GM plans to at least double the number of its in-house IT experts over the next three years. The company currently outsources about 90 percent of its IT services and provides 10 percent of the work through internal resources. Within the next three to five years, GM hopes to reverse the percentages in part by hiring software developers, database experts, and other IT staff worldwide.
But the company doesn't just want technical expertise; it wants people who are proficient in technology and have a keen knowledge of business processes. "We're looking for IT professionals who understand our business and how we can make it better," Mott says.
One of the factors to consider when building up a skills base is which emerging technologies are most important to the organization. For example, if your company is looking to make a push into big data, what sort of business analytics skills will it need down the road? Or if you're looking to develop more applications in the cloud, what kinds of programming skills will you need to target?
Sometimes a company that's looking to move off outsourcing can find IT talent in its own backyard. Whit.li, a startup that provides relevance technology used by major brands for personalization and insights, tried offshore development of iPad and iPhone applications.
But the model didn't work, says CEO Jack Holt, and the company soon realized a more agile approach with developers nearby would better serve its needs. "We're a lean startup, meaning we release products with minimal functionality, get customer approval, then add more," Holt says. "This strategy, which most young tech companies and even big companies have adopted, is incompatible with IT outsourcing."

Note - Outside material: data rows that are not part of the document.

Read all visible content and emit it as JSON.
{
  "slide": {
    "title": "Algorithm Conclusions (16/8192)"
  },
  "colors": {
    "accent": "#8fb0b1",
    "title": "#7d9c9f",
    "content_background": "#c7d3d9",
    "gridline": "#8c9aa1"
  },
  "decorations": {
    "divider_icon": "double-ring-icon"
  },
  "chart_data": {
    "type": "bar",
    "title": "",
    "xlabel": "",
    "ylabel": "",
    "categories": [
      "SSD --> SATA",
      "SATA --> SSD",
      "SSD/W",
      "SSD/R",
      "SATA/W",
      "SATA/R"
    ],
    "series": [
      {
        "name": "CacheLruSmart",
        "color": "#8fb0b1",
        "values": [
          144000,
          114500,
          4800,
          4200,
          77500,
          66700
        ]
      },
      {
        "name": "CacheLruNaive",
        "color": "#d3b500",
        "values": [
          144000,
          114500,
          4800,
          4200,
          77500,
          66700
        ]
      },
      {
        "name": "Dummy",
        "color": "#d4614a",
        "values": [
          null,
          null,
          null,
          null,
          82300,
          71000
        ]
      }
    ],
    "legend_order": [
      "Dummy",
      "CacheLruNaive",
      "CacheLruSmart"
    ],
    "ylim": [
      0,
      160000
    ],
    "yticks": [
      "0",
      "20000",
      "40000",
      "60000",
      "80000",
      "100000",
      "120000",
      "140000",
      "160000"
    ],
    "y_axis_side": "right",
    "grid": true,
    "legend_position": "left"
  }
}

Whit.li didn't have to look beyond its hometown of Austin, Texas, to find many of the IT skills it needed.
"It's a strong second-tier city where Whit.li is perceived as the top of the list for cool tech companies to work for," Holt says. "Financially speaking, you get more work, faster from in-house talent. So the cost per release is around 20 to 30 percent lower and 40 to 50 percent faster."
The decision to insource IT -- like the decision to outsource IT in the first place -- is a big step for any company. As with any significant IT initiative, if insourcing doesn't have strong support from the CEO, CFO, and key senior executives, it is likely to fail. At GM, it was important that the entire executive team support the planned change in outsourcing strategy, Mott says.
"Anytime a company is embarking on change, it is [critical] that your senior leadership is leading that," he says. "IT touches every element of the modern company; there's not a part of the business that is not touched in some way in terms of systems used. When you are going to make a fundamental change, then everybody needs to be ready to embrace that change."
The faster a company plans to make the change and the broader the impact of that change, the more vital it is that senior executives are on the same page as IT, Mott says.
In addition to having full executive support, IT needs to work closely with other areas of the organization, such as human resources, finance, product development, customer service, and sales and marketing, to determine how the move will effect those areas and to solicit input from non-IT representatives.